Uber’s public pressure came in the form of consumer boycotts, a Twitter campaign urging customers to delete Uber’s app from their phones, and a declining public image. In a June survey of Uber customers nationwide conducted by media and technology company Morning Consult, 23 percent of respondents said Uber’s scandals made them use the service less frequently; 19 percent said they had deleted the app. Of those who had stopped using the service, 28 percent said they would return if the company fired Kalanick.
Four months after Fowler published her allegations, Kalanick announced he would go on indefinite leave. A week after that, the company’s venture capital investors successfully pressured him to resign.
It’s not surprising that investors in private companies (who commonly double as board members) can sometimes be slow to act, according to corporate governance experts, because many want to believe the founder in whom they invested can be trusted. But it’s also because of a fundamental difference between the responsibilities of private and public boards.
“The board of a private company is there at the behest of the CEO, the owners, and the investors, so your responsibility is to enhance the value of that enterprise,” said Eric Flamholtz, a professor emeritus at the Anderson School of Management at the University of California, Los Angeles. “In a public company, you have a responsibility to help the company, but you also have a responsibility to make sure the company is on the straight and narrow.”
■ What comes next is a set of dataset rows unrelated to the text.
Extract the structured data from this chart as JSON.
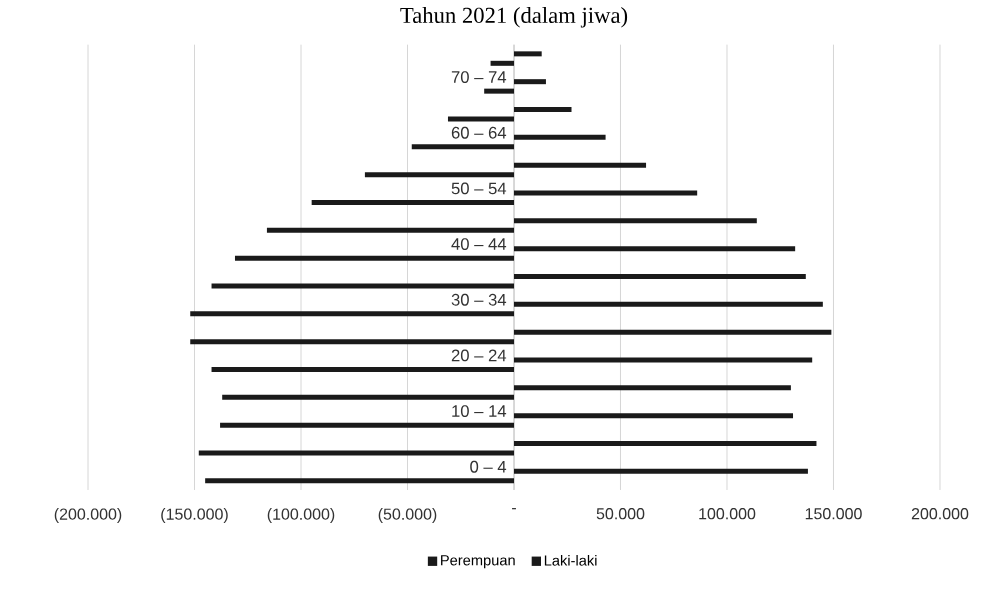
{
  "chart_data": {
    "type": "bar",
    "orientation": "horizontal",
    "title": "Tahun 2021 (dalam jiwa)",
    "categories": [
      null,
      "70 – 74",
      null,
      "60 – 64",
      null,
      "50 – 54",
      null,
      "40 – 44",
      null,
      "30 – 34",
      null,
      "20 – 24",
      null,
      "10 – 14",
      null,
      "0 – 4"
    ],
    "series": [
      {
        "name": "Perempuan",
        "color": "#1a1a1a",
        "values": [
          -11000,
          -14000,
          -31000,
          -48000,
          -70000,
          -95000,
          -116000,
          -131000,
          -142000,
          -152000,
          -152000,
          -142000,
          -137000,
          -138000,
          -148000,
          -145000
        ]
      },
      {
        "name": "Laki-laki",
        "color": "#1a1a1a",
        "values": [
          13000,
          15000,
          27000,
          43000,
          62000,
          86000,
          114000,
          132000,
          137000,
          145000,
          149000,
          140000,
          130000,
          131000,
          142000,
          138000
        ]
      }
    ],
    "xlim": [
      -200000,
      200000
    ],
    "xticks": [
      {
        "value": -200000,
        "label": "(200.000)"
      },
      {
        "value": -150000,
        "label": "(150.000)"
      },
      {
        "value": -100000,
        "label": "(100.000)"
      },
      {
        "value": -50000,
        "label": "(50.000)"
      },
      {
        "value": 0,
        "label": "-"
      },
      {
        "value": 50000,
        "label": "50.000"
      },
      {
        "value": 100000,
        "label": "100.000"
      },
      {
        "value": 150000,
        "label": "150.000"
      },
      {
        "value": 200000,
        "label": "200.000"
      }
    ],
    "grid": "x",
    "legend": "bottom"
  }
}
Flamholtz, who has also been a board member for a publicly traded company, said the standards of governance at public companies are simply higher. Disgruntled shareholders can bring resolutions to the board, board members are up for election after serving their terms, and if a complaint is made they can’t just “brush it off.”
“I would bet that 99 percent of the problems at Uber would not have been allowed to happen at a public company,” Flamholtz said.